Tokyo has 13 subway lines, nine of which are operated by Tokyo Metro (www.tokyometro.jp) and four by Toei (www.kotsu.metro.tokyo.jp). The lines are colour-coded, making navigation fairly simple. Unfortunately a transfer ticket is required to change between the two; a Pasmo or Suica card makes this process seamless, but either way a journey involving more than one operator comes out costing slightly more. Rides on Tokyo Metro cost ¥170 to ¥240 (¥90 to ¥120 for children) and on Toei ¥180 to ¥320 (¥90 to ¥160 for children), depending on how far you travel.
Private commuter lines service some of the hipper residential neighbourhoods. Useful trains:
Keiō Inokashira line From Shibuya for Shimo-Kitazawa and Kichijōji.
Odakyū line From Shinjuku for Shimo-Kitazawa.
Tōkyū-Tōyoko line From Shibuya for Daikanyama and Naka-Meguro.
Note that the commuter lines run tokkyū (特急; limited-express services), kyūkō (急行; express) and futsū (普通; local) trains, which can be a little confusing.
Groping does sometimes occur on crowded trains. Most Tokyo train lines have women-only carriages at peak times. These are marked with signs (usually pink) in Japanese and English. Children can ride in them, too.
Hub stations have lockers in several sizes and cost from ¥200 to ¥600. Storage is good for 24 hours, after which your bags will be removed and taken to the station office.
Most train stations have toilets, almost all of which are free of charge and have toilet paper (though not always soap and towels).
Larger stations have dedicated lost-and-found windows (labelled in English); otherwise lost items are left with the station attendant. Items not claimed on the same day will be handed over to the operator's lost-and-found centre.
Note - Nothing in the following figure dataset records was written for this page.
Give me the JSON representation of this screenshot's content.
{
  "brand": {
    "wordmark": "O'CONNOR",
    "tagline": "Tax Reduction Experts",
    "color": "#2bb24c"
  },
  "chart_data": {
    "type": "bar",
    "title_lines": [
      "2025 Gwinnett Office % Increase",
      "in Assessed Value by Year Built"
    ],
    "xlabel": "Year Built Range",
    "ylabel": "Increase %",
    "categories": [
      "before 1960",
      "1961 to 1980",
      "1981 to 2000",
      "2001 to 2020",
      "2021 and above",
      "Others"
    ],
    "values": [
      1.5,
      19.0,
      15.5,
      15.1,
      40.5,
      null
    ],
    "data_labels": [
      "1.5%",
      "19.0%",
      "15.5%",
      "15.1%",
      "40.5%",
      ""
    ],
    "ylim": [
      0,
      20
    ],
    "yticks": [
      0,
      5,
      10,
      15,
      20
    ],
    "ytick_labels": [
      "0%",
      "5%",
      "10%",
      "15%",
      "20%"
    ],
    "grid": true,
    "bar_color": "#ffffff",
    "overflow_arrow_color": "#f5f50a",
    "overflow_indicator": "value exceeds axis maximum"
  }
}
Items not claimed after several days are turned over to the police.
Tokyo Metro Lost & Found Office located inside Iidabashi Station on the Namboku line.
If you're planning a packed day, you might consider getting an unlimited-ride ticket.
Tokyo Subway Ticket Good for unlimited rides on both Tokyo Metro and Toei subway lines for 24 (¥800), 48 (¥1200) or 72 (¥1500) hours; half-price for children. This pass is only available to foreign travellers on a tourist visa; for more information and sales points see www.tokyometro.jp.
Tokyo Metro One-Day Open Ticket (adult/child ¥600/300) Unlimited rides over a 24-hour period on Tokyo Metro subway lines only. Purchase at any Tokyo Metro station; no restrictions apply.
Tokyo Wide Pass (adult/child ¥10,000/5000) Valid for three consecutive days of unlimited travel on JR limited-express trains between Tokyo, Nikkō, Kofu (near Mt Fuji), Ito and Narita Airport. From Ito, on the Izu Peninsula, you can continue on the Izu Kyūkō line free of charge to Shimoda, at the tip of the peninsula. The Tokyo Wide Pass is also good for the Jōetsu Shinkansen as far as Echigo-Yuzawa (and to ski resort Gala Yuzawa in winter) and the Tohoku Shinkansen as far as Nasu-Shiobara.
This is a great deal if you want to do a string of day trips. Purchase at any JR Travel Service Centre; this pass is restricted to foreign passport holders, but does not require you to be visiting on a tourist visa. For more details, see www.jreast.co.jp/e/tokyowidepass.